Eine Statue des russischen Kommunistenführers Wladimir Lenin, die im April errichtet wurde, steht im Stadtzentrum, wo die russische und die sowjetische Flagge gehisst worden sind. Auf die Seiten der Polizeiautos, die durch die Straßen patrouillieren, wurde das ukrainische Wort "politsiya" in russischer Sprache aufgemalt.

Einige Geschäfte akzeptieren neben der ukrainischen Griwna auch die russische Währung, den Rubel. Der Internetverkehr wird jetzt über Russland abgewickelt. Und da das ukrainische Mobilfunknetz zusammengebrochen ist, verkaufen Händler auf den Straßen russische SIM-Karten.

Reuters sprach mit zwei aktuellen und drei ehemaligen Einwohnern von Nowa Nachkowka, die sagten, sie sähen deutliche Anzeichen dafür, dass die von Russland installierten Behörden versuchen, die Stadt und die umliegende Region Cherson an Moskau zu binden.

Ein hochrangiger Beamter der von Russland installierten Regionalregierung sagte gegenüber Reuters, dass sie die Pläne für ein "Referendum" über die Abspaltung Chersons von der Ukraine und den Anschluss an Russland vorantreiben würde. Er lobte die Zeit vor dem Zusammenbruch der Sowjetunion im Jahr 1991, als die Ukraine eine von 15 nationalen Republiken war, die von der Kommunistischen Partei von Moskau aus regiert wurde.

"Wir haben beschlossen - die Menschen in der Region Cherson haben beschlossen - dass wir ein Referendum abhalten und über den Beitritt zur Russischen Föderation abstimmen müssen", sagte Kirill Stremousov, der stellvertretende Leiter der von Russland ernannten Regionalbehörde von Cherson, in einem Interview.

Stremousov nannte keinen Termin für das geplante Plebiszit.

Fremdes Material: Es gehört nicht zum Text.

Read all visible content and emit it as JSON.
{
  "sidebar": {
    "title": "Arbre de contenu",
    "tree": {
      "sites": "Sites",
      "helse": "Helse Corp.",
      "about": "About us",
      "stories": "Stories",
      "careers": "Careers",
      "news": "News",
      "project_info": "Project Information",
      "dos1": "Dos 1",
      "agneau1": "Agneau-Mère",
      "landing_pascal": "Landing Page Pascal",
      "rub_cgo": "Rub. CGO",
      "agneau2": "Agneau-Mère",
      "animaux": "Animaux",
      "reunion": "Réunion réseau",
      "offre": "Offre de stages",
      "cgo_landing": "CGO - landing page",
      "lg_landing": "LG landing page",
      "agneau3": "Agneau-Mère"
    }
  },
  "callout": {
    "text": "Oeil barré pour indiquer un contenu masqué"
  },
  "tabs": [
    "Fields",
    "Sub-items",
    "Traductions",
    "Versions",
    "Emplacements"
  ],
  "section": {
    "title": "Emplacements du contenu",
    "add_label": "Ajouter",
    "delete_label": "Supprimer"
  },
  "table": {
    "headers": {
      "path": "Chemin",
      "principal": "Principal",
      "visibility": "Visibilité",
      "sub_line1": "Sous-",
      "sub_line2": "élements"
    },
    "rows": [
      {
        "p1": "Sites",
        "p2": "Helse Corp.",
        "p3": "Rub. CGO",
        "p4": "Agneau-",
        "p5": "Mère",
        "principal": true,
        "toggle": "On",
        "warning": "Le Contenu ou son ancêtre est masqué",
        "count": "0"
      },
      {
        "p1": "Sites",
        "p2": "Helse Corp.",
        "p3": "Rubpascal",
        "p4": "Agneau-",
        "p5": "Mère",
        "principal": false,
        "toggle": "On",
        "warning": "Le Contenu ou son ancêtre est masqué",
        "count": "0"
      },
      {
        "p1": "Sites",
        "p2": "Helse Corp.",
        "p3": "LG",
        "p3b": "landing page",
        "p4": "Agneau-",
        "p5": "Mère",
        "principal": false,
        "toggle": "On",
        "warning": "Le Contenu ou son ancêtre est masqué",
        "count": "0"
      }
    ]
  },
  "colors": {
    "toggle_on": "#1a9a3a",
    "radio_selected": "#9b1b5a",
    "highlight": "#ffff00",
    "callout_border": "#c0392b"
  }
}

Er sagte, dass das russische Telekommunikationsnetz Kherson innerhalb weniger Wochen vollständig abdecken werde und er hoffe, dass der russische Rubel bis Anfang nächsten Jahres vollständig im Umlauf sein werde.

Die Bemühungen um eine Integration mit Russland kommen inmitten der lautstarken ukrainischen Versprechen, die strategische Schwarzmeerregion bald in einer großen Gegenoffensive zurückzuerobern.

Die Kontrolle über Cherson, wo vor dem Krieg 1 Million Menschen lebten, gibt Russland einen Landkorridor von seiner Grenze zur Krim, einer trockenen Halbinsel, die es 2014 von der Ukraine annektiert hat. Zu Cherson gehört auch ein Kanal des Flusses Dnjepr, der benötigt wird, um die Krim mit Frischwasser zu versorgen.

Das Weiße Haus erklärte am Dienstag, dass Russland den Grundstein für die Annexion ukrainischen Territoriums lege - unter anderem durch die Einführung des Rubels und die erzwungene Verwendung russischer Pässe - in einer Wiederholung der auf der Krim angewandten Taktik. Die russische Botschaft in den Vereinigten Staaten wies die Kommentare Washingtons als "grundlegend falsch" zurück.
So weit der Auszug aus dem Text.